= Kremlin Plot =

1935 attempt to assassinate Stalin

The Kremlin Plot (Russian: Кремлёвское дело) is a 1935 criminal case in the Soviet Union about an assassination attempt on Joseph Stalin, which preceded the Great Purge.

In March 1935, the leading conspirator Mikhail Cherniavsky confessed that he was part of a 'terrorist' assassination plot organized after the Kirov affair in the belief that equally poor security in the Kremlin could enable the conspirators to smuggle in pistols and shoot Stalin. No evidence shows that Cherniavsky was tortured, but he was persuaded to admit that he had been allegedly recruited by an American Trotskyist named Ryaskin when he was studying abroad in the Massachusetts Institute of Technology (MIT).

==Plot==
After the assassination of Sergei Kirov in December 1934, the investigation led to the discovery of a plot in early 1935 to kill Joseph Stalin besides poor security measures for the Kremlin and harsh criticism of Stalin from the Kremlin working staff.

In total, 110 people were investigated by the NKVD and only six of them made significant confessions of involvement. The leading conspirator was Mikhail Cherniavsky, a military Fourth Department officer who lost his Communist faith while studying chemistry at the Massachusetts Institute of Technology undercover. He became convinced that the Stalinist command economy could never compete with American capitalism and that it was necessary to replace Stalin as Soviet leader. On March 26, he confessed that he was part of a 'terrorist' assassination plot organized after the Kirov affair in the belief that equally poor security in the Kremlin could enable them to smuggle in pistols and shoot Stalin. No evidence shows that he was tortured, but he was persuaded to admit that he had been allegedly recruited by an American Trotskyist named Ryaskin when he was in America. When asked about the details two days later, he could provide none.

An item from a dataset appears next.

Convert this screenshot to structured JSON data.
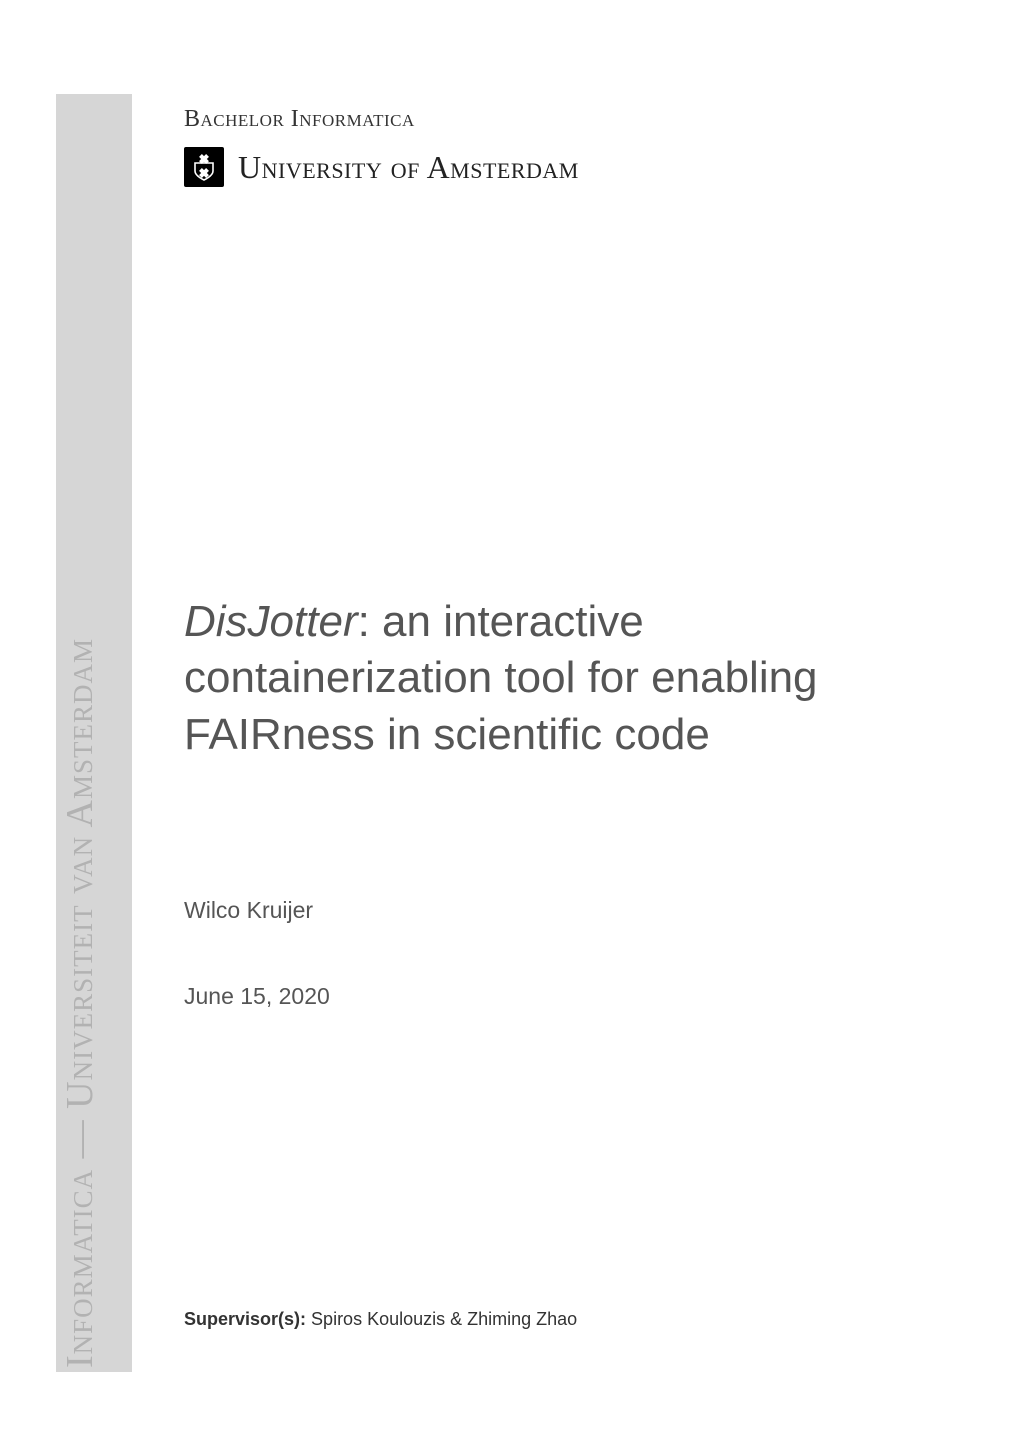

Among the arrested was Nikolai Rosenfeld, Lev Kamenev's brother and his nephew, an engineer at the Moscow power plant.

Pressure to execute the plotters came from the NKVD and its head, Genrikh Yagoda, rather than Stalin himself. Unlike his later curt agreement with execution requests, Stalin only agreed with the execution of two people among a total of twenty-six people whose death was demanded. One was Mikhail Cherniavsky and the other was Alexei Sinelobov, a deputy commandant of the Kremlin, whose sentence was later commuted to 10 years' imprisonment.

==Aftermath==
Along with the investigation, in February, Avel Yenukidze, then Secretary of the All-Russian Central Executive Committee was removed from the post, by which the security of the Kremlin was supposed to be ensured. Rudolf Augustovich Peterson also lost his post due to the case. On March 21, the Politburo sent the members of the Central Committee and commissions of the party and Soviet control the "Report of the Central Committee of the All-Union Communist Party of Bolsheviks on the apparatus of the Central Executive Committee of the USSR and comrade. Yenukidze". The report was delivered by Nikolai Yezhov. In the report, Avel Yenukidze was accused of failing to exercise sufficient political vigilance. It was also claimed that the assassination attempt also involved Kamenev, Zinoviev, Trotsky, as well as the Mensheviks and White Guards.

On May 4, Joseph Stalin delivered a speech in the Kremlin to the graduates from the Red Army Academies, in which he referred to Cherniavsky's bullets and said "These comrades did not always confine themselves to criticism and passive resistance. They threatened to raise a revolt in the Party against the Central Committee. More, they threatened some of us with bullets. Evidently, they reckoned on frightening us and compelling us to turn from the Leninist road."

==Relevant research==
Relevant research was conducted by Svetlana Lokhova, whose probe into voluminous Soviet archives shed important light on the motivations of Stalin before the Great Purge.